Fintan O’Toole has a wonderful essay on the public library in The university of the people: celebrating Irish public libraries. He calls it: “Reading, writing and rebelling: growing up with public libraries”. Unfortunately, it does not appear to be on the web. The whole eight pages is almost worth quoting!
[Public libraries] matter not because they’re part of the the infrastructure of public education, though of course they are that, but because they represent a different kind of education from what you can get in school. They are, in a very specific sense, an instrument of private education: an education in what it means to have a private self. They are public institutions that touch upon the most intimate parts of an emerging personality: the parts from which the ability to rebel against orthodoxy and authority may come. And they offer the prospect that that emergence can continue as long as life itself does. To say that the library offers a kind of private education is not to suggest that the reader who uses it is isolated from the community, or cut off from the surrounding society. On the contrary, what you learn at the library is something almost unique in life: a shared privacy.
The child who begins to borrow books from a library becomes aware at more or less that same time of two things. One is the solitary pleasure of reading, as an arena in which you are free from outside interference.

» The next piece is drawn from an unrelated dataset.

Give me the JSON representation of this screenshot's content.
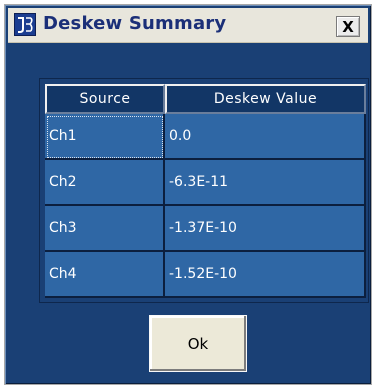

The other is that this pleasure has been and is being experienced by many others in their own way. One of the simple things that a library adds to a book is that white sheet gummed into the inside cover or the title page, stamped with the dates on which other people who borrowed it before you were supposed to return it. In this banal bureaucratic record, there is a lesson to be learned. Books, like their authors, have biographies, they have passed through other hands. The private experience you are having is one that is also shared. …
One of the great things about borrowing a book was that you got to bring it home, and that the book in itself transformed the house. I grew up in a small, two-bedroomed corporation house, which was inhabited by three adults and five children, so space was at a premium. But a book made the space bigger by opening up private imaginative rooms. …. The fact that a book was borrowed rather than owned added to the excitement, firstly because the book itself was a kind of temporary exotic guest, and secondly because the pressure of time, the awareness of a looming deadline for the return of the book, made you read more intensely. …
The struggle of libraries since then has been to categorise knowledge in as comprehensive a manner as possible. A library at one level is like an orderly chicken-coop, where the books sit brooding in their neat rows of nests. But every library user, on the other hand, is a fox among those chickens, frightening the established order of knowledge into panic-stricken scatterings. …
I found the piece particularly affecting for three reasons.
The first personal: I am the same age as O’Toole and grew up a few miles away from where he is writing about, albeit in a larger house! He describes library experiences that are similar to my own, down to the authors read. I worked my way through the Richmal Crompton ‘William’ books, and the ‘Billy Bunter’ series in their yellow jackets, and also ‘Jennings’, who he does not mention. I also promiscuously read the classics alongside myths and legends and popular fiction. Later I worked for several years in those same public libraries, and indeed spent one year actually sticking white labels into the front of books. That said, I was slightly surprised to read “one of the responses of the state in the hard times of the 1980s, when mass unemployment perhaps threatened a degree of social discontent, was to virtually close down the public library service”. Given this lack of opportunity, I left the Dublin Corporation public library system (now Dublin City Public Libraries) in the 1980s to work in England.
The second also personal: he captures wonderfully a variety of the things I have thought about the public library, and those public libraries at that time.
The third professional: subtly, and passionately, O’Toole argues for the value of the public library, leading in his closing paragraph to a powerful statement of library purpose:
The library should not provide an argument for a particular case, but demonstrate that there is always another case to be made. The notion that the library is a place that has no agenda other than allowing people to invent their own agendas is what makes it an indispensable resource for a democracy. It is where we can learn not just to be readers, but to be the authors of our own destiny.